The Centurion's Wife (Acts of Faith, Book 1)Title: The Centurion's Wife (Acts of Faith, Book 1); Davis Bunn, Janette Oke
Publisher: Bethany House Publishers (January 1, 2010)
Pages: 384
Genre: Historical

Janette Oke has dreamed for years of retelling a story in a biblical time frame from a female protagonist's perspective, and Davis Bunn is elated to be working with her again on this sweeping saga of the dramatic events surrounding the birth of Christianity...and the very personal story of Leah, a young Jewess of mixed heritage trapped in a vortex of competing political agendas and private trauma.

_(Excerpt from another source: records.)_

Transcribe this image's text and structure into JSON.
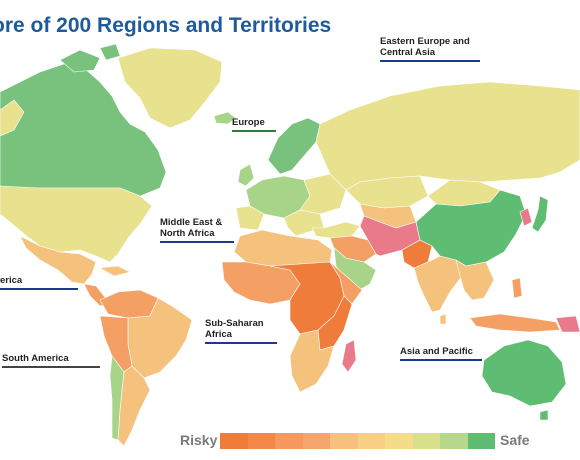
{
  "title": "ore of 200 Regions and Territories",
  "regions": {
    "eastern_europe": {
      "line1": "Eastern Europe and",
      "line2": "Central Asia",
      "underline": "#1a3a8c"
    },
    "europe": {
      "line1": "Europe",
      "underline": "#2e7d32"
    },
    "mena": {
      "line1": "Middle East &",
      "line2": "North Africa",
      "underline": "#1a3a8c"
    },
    "ssa": {
      "line1": "Sub-Saharan",
      "line2": "Africa",
      "underline": "#1a3a8c"
    },
    "asia_pacific": {
      "line1": "Asia and Pacific",
      "underline": "#1a3a8c"
    },
    "north_america": {
      "line1": "erica",
      "underline": "#1a3a8c"
    },
    "south_america": {
      "line1": "South America",
      "underline": "#444444"
    }
  },
  "legend": {
    "low_label": "Risky",
    "high_label": "Safe",
    "colors": [
      "#f07c3c",
      "#f3884a",
      "#f49960",
      "#f5a66e",
      "#f8c07e",
      "#f9cf86",
      "#f6dc8a",
      "#d9e08c",
      "#b6d88a",
      "#5ebd72"
    ]
  },
  "colors": {
    "safe": "#5ebd72",
    "light_green": "#a8d48a",
    "yellow": "#e8e18e",
    "light_orange": "#f5c27e",
    "orange": "#f4a064",
    "risky": "#f07c3c",
    "pink": "#e87a8a"
  }
}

Caught up in the maelstrom following the death of an obscure rabbi in the Roman backwater of first-century Palestine, Leah finds herself also engulfed in her own turmoil--facing the prospect of an arranged marriage to a Roman soldier, Alban, who seems to care for nothing but his own ambitions. Head of the garrison near Galilee, he has been assigned by Palestine's governor to ferret out the truth behind rumors of a political execution gone awry. Leah's mistress, the governor's wife, secretly commissions Leah also to discover what really has become of this man whose death--and missing body--is causing such furor. This epic drama is threaded with the tale of an unlikely romance and framed with dangers and betrayals from unexpected sources. At its core, The Centurion's Wife unfolds the testing of loyalties--between two young people whose inner searchings they cannot express, between their irreconcilable heritages, and ultimately between their humanity and the Divine they yearn to encounter.